Justice : Faut-il mettre le parquet au niveau des parties ?

Une salle d'audience : en face les magistrats du siège, à gauche le parquet et à droite le greffier ou, parfois, l'inverse.

Dans les nouveaux locaux en construction de la cour d’appel de Fort-de-France (Martinique), le parquet sera placé au niveau des parties et non plus des magistrats du siège, se désole l’Union syndicale des magistrats (USM) qui dénonce des pressions du bâtonnier local sur la garde des sceaux pour parvenir à cette « exception martiniquaise ».

« Le barreau local a exigé de vous que les salles d’audience de la cour d’appel soient aménagées de telle sorte que le ministère public soit désormais placé au niveau des parties », écrit jeudi la présidente de l’USM Virginie Duval à la ministre de la justice Christiane Taubira dans une lettre rendue publique par le syndicat qui dit avoir appris cette « information » avec « la même incrédulité que les magistrats locaux qui n’avaient pas été consultés préalablement à ce qui s’apparenterait à une décision unilatérale ».
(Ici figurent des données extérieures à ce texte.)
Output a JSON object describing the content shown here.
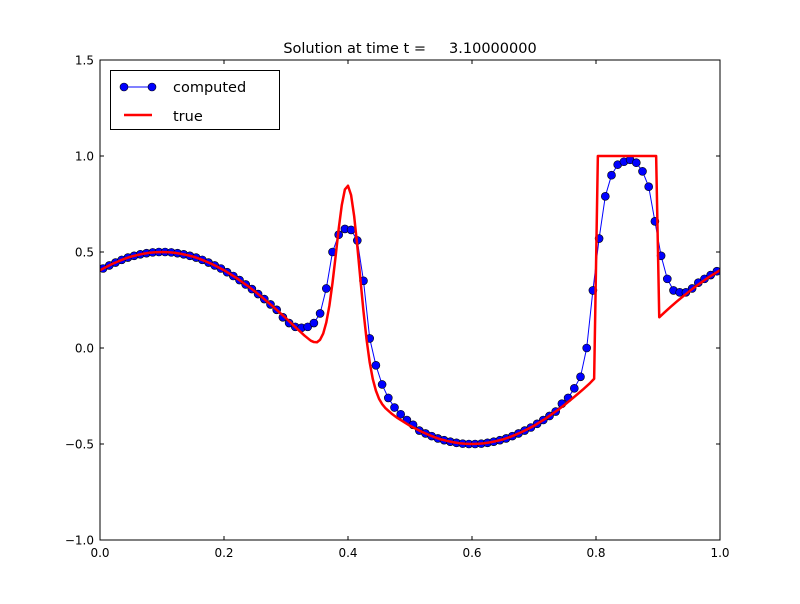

Cette décision, si elle est confirmée, est « particulièrement choquante au plan des principes et appelle[ra] de notre part une totale réprobation et les plus vives protestations », poursuit le syndicat qui considère que les magistrats du parquet — membres à part entière de l’autorité judiciaire, représentants de la société, défenseur de l’intérêt général et un tenus à un devoir d’impartialité — ne sauraient être « symboliquement placés sur le même rang que les parties ».

Balayant d’un revers de main, « le sempiternel débat sur la soi-disant "erreur de menuisier" », Mme Duval rappelle à la garde des sceaux la jurisprudenceCEDH, 2 oct. 2003, n° 71991/01, Morillon c/ France ; 9 déc. 2003, n° 72531/01, Chalmont c/ France ; 31 mai 2012, n° 38560/04, Diriöz c/ Turquie. de la cour européenne des droits de l’homme qui ne trouve rien à redire à ce que le parquet soit placé au même niveau que les magistrats du siège dans la mesure où si cela donne au ministère public « une position "physique" privilégiée dans la salle d’audience, elle ne place pas l’ "accusé" dans une situation de désavantage concret pour la défense de ses intérêts ».

Fort de cette bénédiction strasbourgeoise sur l’emplacement du parquet, le syndicat met en garde contre cette « exception martiniquaise » qui sera« exploitée » par ceux qui émettent « des prétentions identiques à l’occasion de la construction » du nouveau palais de justice de Paris.

Le syndicat semble d’autant plus chagriné que l’aménagement des salles était presque achevé et que pour répondre aux exigences du bâtonnier de Fort-de-France Raphaël Constant de déplacer le ministère public au niveau des parties, il va falloir « démonter une partie de l’agencement déjà effectué et d’ordonner des travaux supplémentaires, non prévus initialement […] une telle gabegie est injustifiable ». La ministre de la justice n’a ni confirmé ni démenti.